Через приоткрытую дверь чайной послышался негромкий хлопок, на который никто внимания не обратил, а стоило бы. Взорвалась граната, брошенная Малявым, с этого момента Кандагуловский милицейский участок перестал существовать.


На кухне топилась большая печь, выходящая одним боком в общий зал, плиту заставили лужёными кастрюлями, на самом краю в большом низком котле тушилось мясо. Пожилая повариха потела рядом, читая газету, при виде Сергея она вздрогнула от неожиданности. Травин не стал ей ничего объяснять, показал пистолет и подтолкнул к дальнему углу. Женщина оказалась понятливой, забилась между открытых шкафов и голову газетой прикрыла. Сергей подхватил с разделочного стола нож, огляделся — в небольшом помещении спрятаться было некуда. Он распахнул дальнюю дверь, та вела в небольшую тёмную комнатку с мётлами и распахнутым люком, через который виднелась лестница в подвал. Наверняка там, внизу, находился лаз, который Травин обнаружил с торца здания, но лезть в ловушку он не собирался. Повалив мётлы, Сергей кинулся обратно, забрался на печь. Места тут было в обрез, только чтобы не свалиться, зато печная труба отгораживала Травина от взглядов снизу.

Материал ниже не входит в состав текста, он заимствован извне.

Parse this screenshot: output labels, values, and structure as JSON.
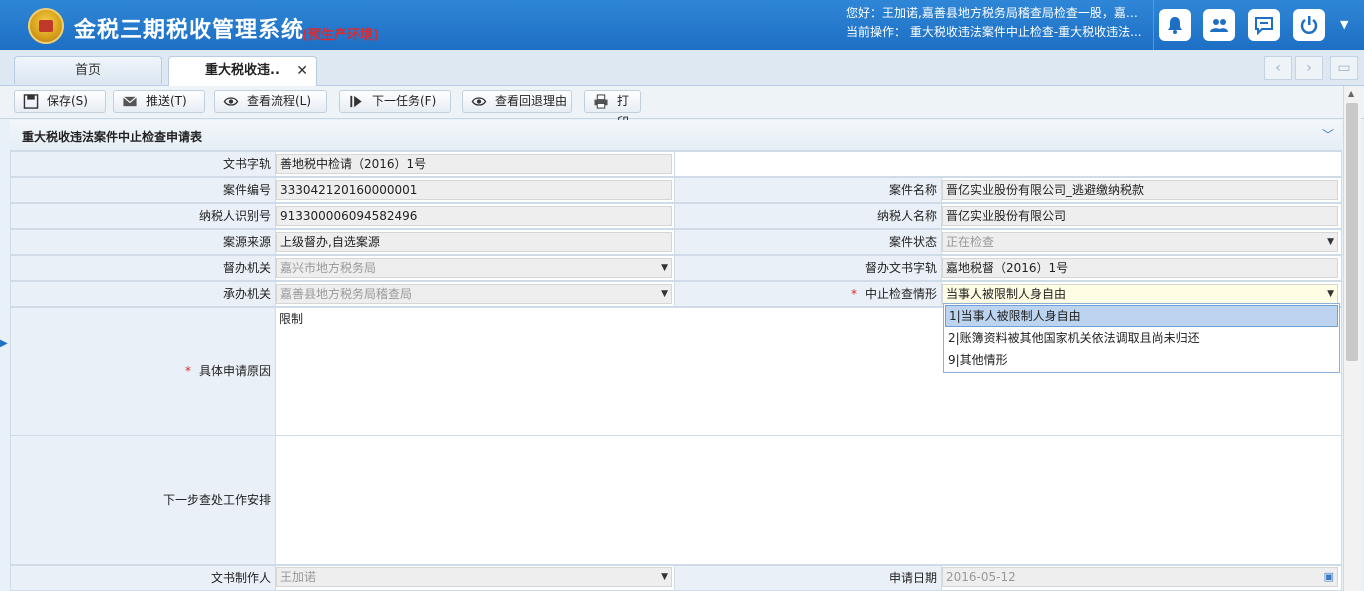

Трое бандитов ворвались на кухню меньше, чем через минуту. Как повариха не пыталась спрятаться под газетой, её они нашли сразу, женщина ткнула пальцем в дальний конец комнаты.

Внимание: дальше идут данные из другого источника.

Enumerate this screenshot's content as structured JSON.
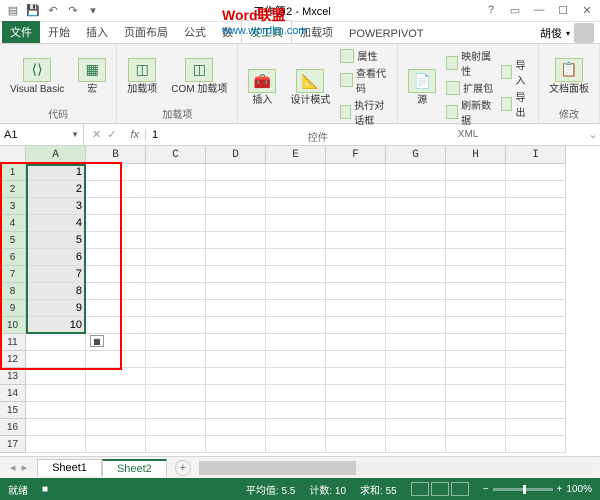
{
  "window": {
    "title_left": "工作簿2 - M",
    "title_right": "xcel"
  },
  "watermark": {
    "brand1": "Word",
    "brand2": "联盟",
    "url": "www.wordlm.com"
  },
  "tabs": {
    "file": "文件",
    "start": "开始",
    "insert": "插入",
    "layout": "页面布局",
    "formulas": "公式",
    "data": "数",
    "review": "",
    "view": "",
    "dev": "发工具",
    "addins": "加载项",
    "powerpivot": "POWERPIVOT",
    "user": "胡俊"
  },
  "ribbon": {
    "g1": {
      "vb": "Visual Basic",
      "macro": "宏",
      "label": "代码"
    },
    "g2": {
      "addins": "加载项",
      "com": "COM 加载项",
      "label": "加载项"
    },
    "g3": {
      "insert": "插入",
      "design": "设计模式",
      "props": "属性",
      "code": "查看代码",
      "dialog": "执行对话框",
      "label": "控件"
    },
    "g4": {
      "source": "源",
      "map": "映射属性",
      "expand": "扩展包",
      "refresh": "刷新数据",
      "import": "导入",
      "export": "导出",
      "label": "XML"
    },
    "g5": {
      "panel": "文档面板",
      "label": "修改"
    }
  },
  "namebox": "A1",
  "formula": "1",
  "cols": [
    "A",
    "B",
    "C",
    "D",
    "E",
    "F",
    "G",
    "H",
    "I"
  ],
  "rows": [
    1,
    2,
    3,
    4,
    5,
    6,
    7,
    8,
    9,
    10,
    11,
    12,
    13,
    14,
    15,
    16,
    17
  ],
  "cell_values": [
    1,
    2,
    3,
    4,
    5,
    6,
    7,
    8,
    9,
    10
  ],
  "sheets": {
    "s1": "Sheet1",
    "s2": "Sheet2"
  },
  "status": {
    "ready": "就绪",
    "rec": "",
    "avg": "平均值: 5.5",
    "count": "计数: 10",
    "sum": "求和: 55",
    "zoom": "100%"
  }
}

— Ага, попался, — один из преследователей, низенький мужичок, щербато улыбнулся, — гони его дальше, ребя, а я тут пошарюсь, вдруг где притаился, а как его увидите, сразу за вами.

Двое побежали дальше, оставшийся начал обшаривать углы, прихватывая продукты и запихивая в рот. Когда он добрался до котла, то почувствовал, как что-то с силой надавило на затылок. В следующий момент лицо обварило кипящей подливой, бандит открыл рот, чтобы заорать, но чужая рука продолжала вжимать его в котёл. От болевого шока щербатый потерял сознание, и уже не почувствовал, как лезвие ножа вскрывает ему горло.

Всё испортила повариха, при виде заживо сваренного, а потом зарезанного человека она завопила, что-то загрохотало в кладовке, раздался мат. Травин бросился к двери, встал за створку, та приоткрылась, в образовавшуюся щель просунулась рука с обрезом. Сергей навалился на дверное полотно, рванул кисть на себя, бандит за дверью заорал, разжал пальцы, обрез упал на пол. Травин дёрнул створку в другую сторону, на себя, ударил падающее тело кулаком в висок, придержал.

Третий бандит наполовину скрылся в люке, но смотрел не вниз, а на вход, целясь из обреза. Травин выстрелил в него из-под руки, промахнулся, в ответ противник пальнул с обоих стволов. С такого расстояния картечь попала кучно, превращая спину подельника в решето, одна дробина ободрала Травину мочку уха. Не дожидаясь результата, бандит прыгнул вниз. Сергей не стал его преследовать, в браунинге оставалось семь патронов, а банде, про которую говорил Кривошеев, ещё насчитывалось как минимум восемь живых. Молодой человек торопливо набросал на люк тюков, чтобы его невозможно было открыть из подвала, и побежал обратно, в зал, подхватив по дороге оба обреза.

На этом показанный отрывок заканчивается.